Statistical Methods for Detecting Differentially Abundant Features in Clinical Metagenomic Samples

Numerous studies are currently underway to characterize the microbial communities inhabiting our world. These studies aim to dramatically expand our understanding of the microbial biosphere and, more importantly, hope to reveal the secrets of the complex symbiotic relationship between us and our commensal bacterial microflora. An important prerequisite for such discoveries are computational tools that are able to rapidly and accurately compare large datasets generated from complex bacterial communities to identify features that distinguish them.
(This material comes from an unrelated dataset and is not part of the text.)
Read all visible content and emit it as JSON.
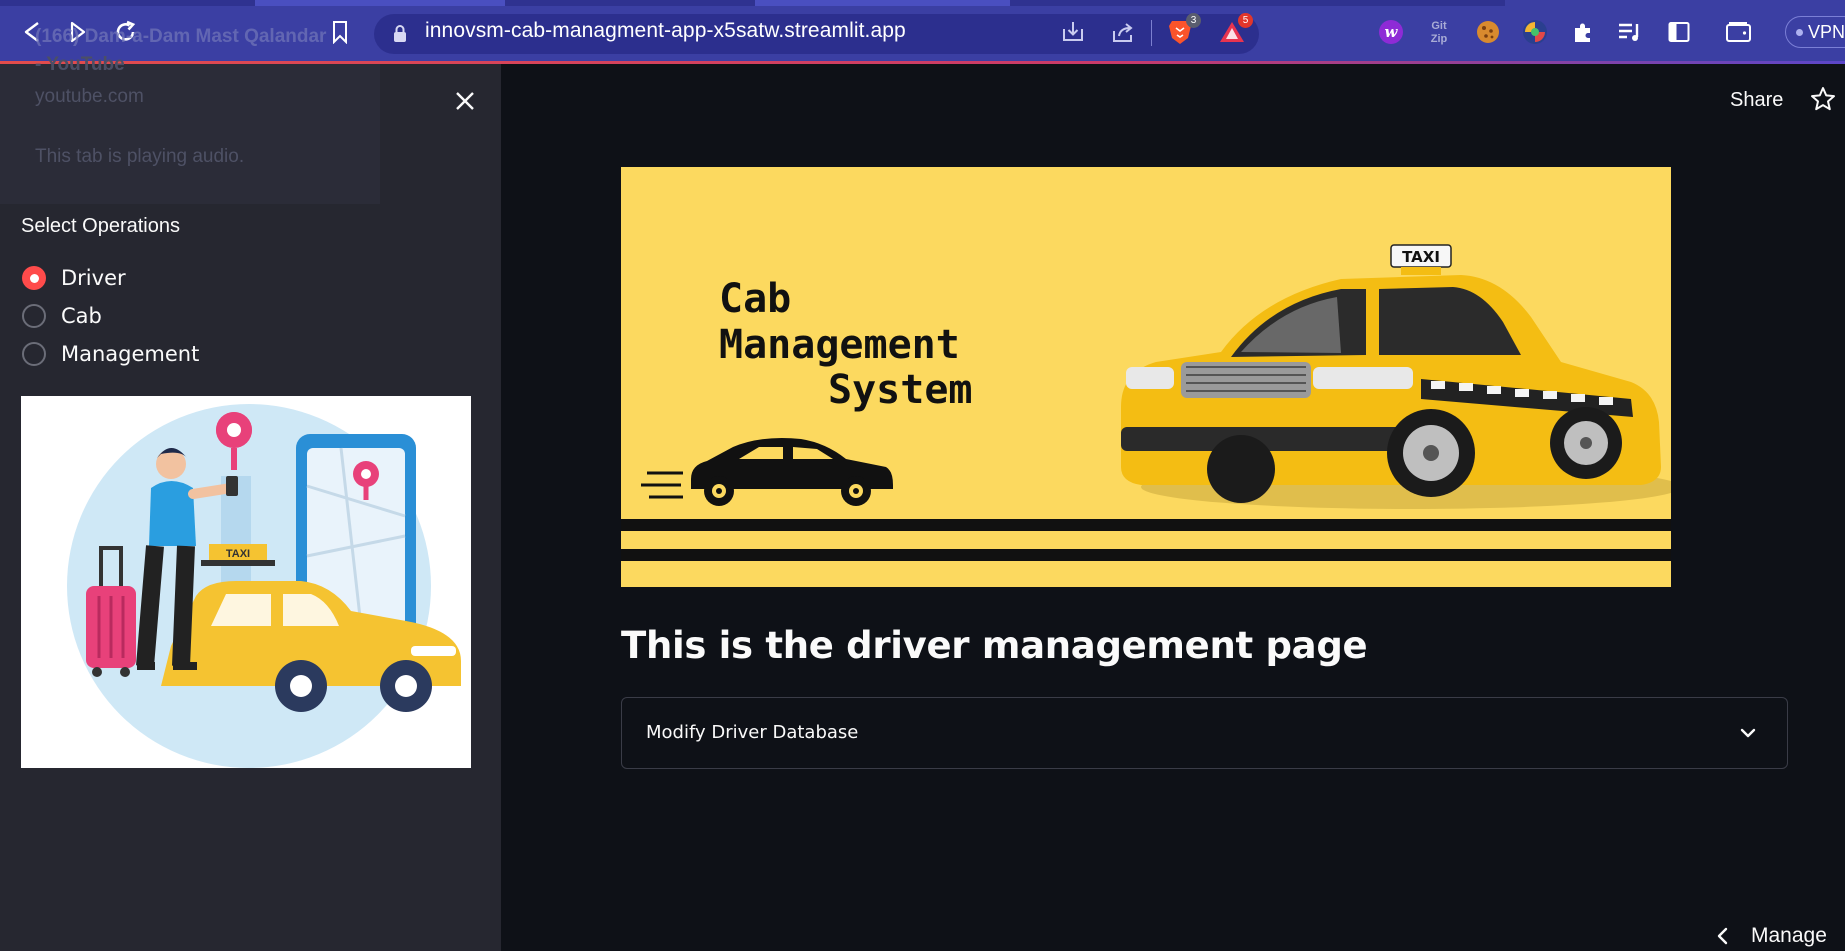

We present a statistical method for comparing clinical metagenomic samples from two treatment populations on the basis of count data (e.g. as obtained through sequencing) to detect differentially abundant features. Our method, Metastats, employs the false discovery rate to improve specificity in high-complexity environments, and separately handles sparsely-sampled features using Fisher's exact test. Under a variety of simulations, we show that Metastats performs well compared to previously used methods, and significantly outperforms other methods for features with sparse counts. We demonstrate the utility of our method on several datasets including a 16S rRNA survey of obese and lean human gut microbiomes, COG functional profiles of infant and mature gut microbiomes, and bacterial and viral metabolic subsystem data inferred from random sequencing of 85 metagenomes. The application of our method to the obesity dataset reveals differences between obese and lean subjects not reported in the original study. For the COG and subsystem datasets, we provide the first statistically rigorous assessment of the differences between these populations. The methods described in this paper are the first to address clinical metagenomic datasets comprising samples from multiple subjects. Our methods are robust across datasets of varied complexity and sampling level. While designed for metagenomic applications, our software can also be applied to digital gene expression studies (e.g. SAGE). A web server implementation of our methods and freely available source code can be found at http://metastats.cbcb.umd.edu/.
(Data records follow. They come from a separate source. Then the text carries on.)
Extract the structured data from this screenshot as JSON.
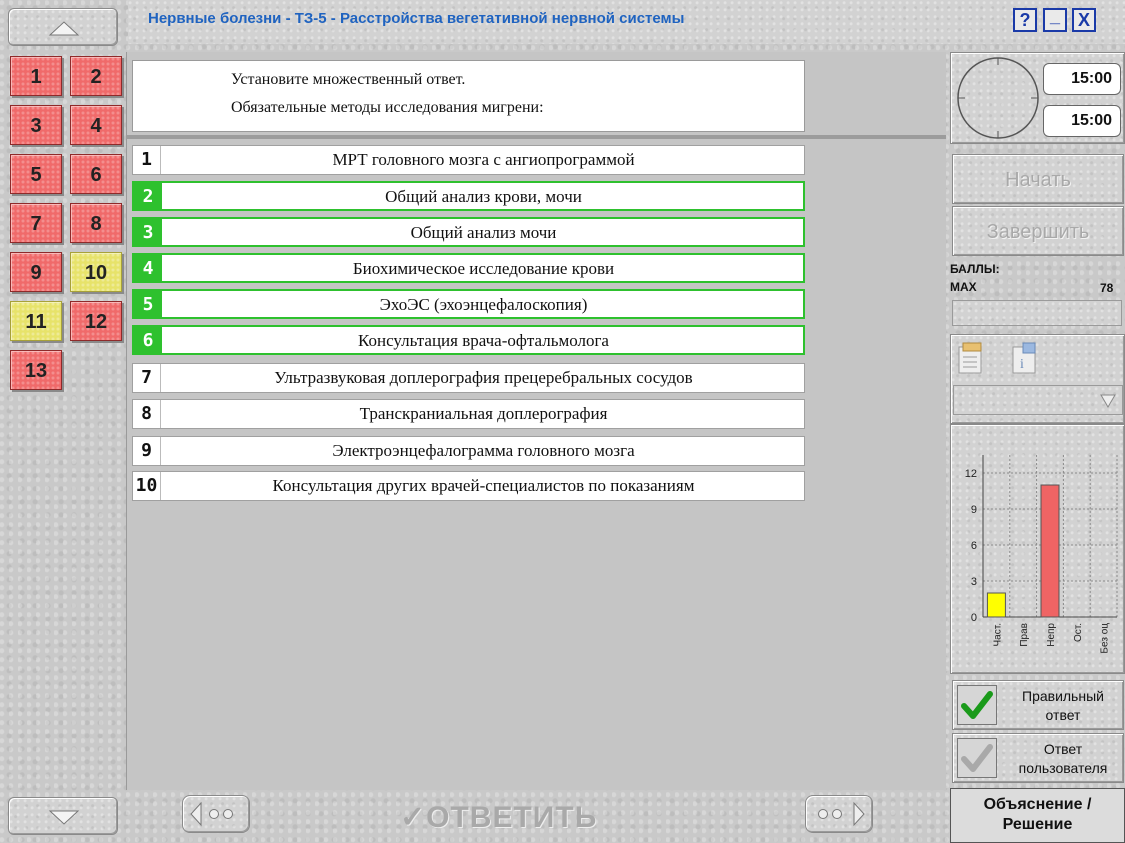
{
  "window": {
    "title": "Нервные болезни - ТЗ-5 - Расстройства вегетативной нервной системы",
    "help_label": "?",
    "minimize_label": "_",
    "close_label": "X"
  },
  "questions_nav": [
    {
      "label": "1",
      "status": "red"
    },
    {
      "label": "2",
      "status": "red"
    },
    {
      "label": "3",
      "status": "red"
    },
    {
      "label": "4",
      "status": "red"
    },
    {
      "label": "5",
      "status": "red"
    },
    {
      "label": "6",
      "status": "red"
    },
    {
      "label": "7",
      "status": "red"
    },
    {
      "label": "8",
      "status": "red"
    },
    {
      "label": "9",
      "status": "red"
    },
    {
      "label": "10",
      "status": "yellow"
    },
    {
      "label": "11",
      "status": "yellow"
    },
    {
      "label": "12",
      "status": "red"
    },
    {
      "label": "13",
      "status": "red"
    }
  ],
  "question": {
    "instruction": "Установите множественный ответ.",
    "text": "Обязательные методы исследования мигрени:"
  },
  "options": [
    {
      "num": "1",
      "text": "МРТ головного мозга с ангиопрограммой",
      "selected": false
    },
    {
      "num": "2",
      "text": "Общий анализ крови, мочи",
      "selected": true
    },
    {
      "num": "3",
      "text": "Общий анализ мочи",
      "selected": true
    },
    {
      "num": "4",
      "text": "Биохимическое исследование крови",
      "selected": true
    },
    {
      "num": "5",
      "text": "ЭхоЭС (эхоэнцефалоскопия)",
      "selected": true
    },
    {
      "num": "6",
      "text": "Консультация врача-офтальмолога",
      "selected": true
    },
    {
      "num": "7",
      "text": "Ультразвуковая доплерография прецеребральных сосудов",
      "selected": false
    },
    {
      "num": "8",
      "text": "Транскраниальная доплерография",
      "selected": false
    },
    {
      "num": "9",
      "text": "Электроэнцефалограмма головного мозга",
      "selected": false
    },
    {
      "num": "10",
      "text": "Консультация других врачей-специалистов по показаниям",
      "selected": false
    }
  ],
  "bottom": {
    "answer_label": "ОТВЕТИТЬ",
    "explain_label_1": "Объяснение /",
    "explain_label_2": "Решение"
  },
  "timer": {
    "time_total": "15:00",
    "time_left": "15:00"
  },
  "controls": {
    "start_label": "Начать",
    "finish_label": "Завершить"
  },
  "score": {
    "label": "БАЛЛЫ:",
    "max_label": "MAX",
    "max_value": "78"
  },
  "legend": {
    "correct_label_1": "Правильный",
    "correct_label_2": "ответ",
    "user_label_1": "Ответ",
    "user_label_2": "пользователя"
  },
  "colors": {
    "partial": "#ffff00",
    "wrong": "#ef6464",
    "selected": "#2ec12e",
    "title": "#1f63c0"
  },
  "chart_data": {
    "type": "bar",
    "categories": [
      "Част.",
      "Прав",
      "Непр",
      "Ост.",
      "Без оц"
    ],
    "values": [
      2,
      0,
      11,
      0,
      0
    ],
    "colors": [
      "#ffff00",
      "#ef6464",
      "#ef6464",
      "#ef6464",
      "#ef6464"
    ],
    "yticks": [
      0,
      3,
      6,
      9,
      12
    ],
    "ylim": [
      0,
      13
    ],
    "grid": true
  }
}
The emerging field of metagenomics aims to understand the structure and function of microbial communities solely through DNA analysis. Current metagenomics studies comparing communities resemble large-scale clinical trials with multiple subjects from two general populations (e.g. sick and healthy). To improve analyses of this type of experimental data, we developed a statistical methodology for detecting differentially abundant features between microbial communities, that is, features that are enriched or depleted in one population versus another. We show our methods are applicable to various metagenomic data ranging from taxonomic information to functional annotations. We also provide an assessment of taxonomic differences in gut microbiota between lean and obese humans, as well as differences between the functional capacities of mature and infant gut microbiomes, and those of microbial and viral metagenomes. Our methods are the first to statistically address differential abundance in comparative metagenomics studies with multiple subjects, and we hope will give researchers a more complete picture of how exactly two environments differ.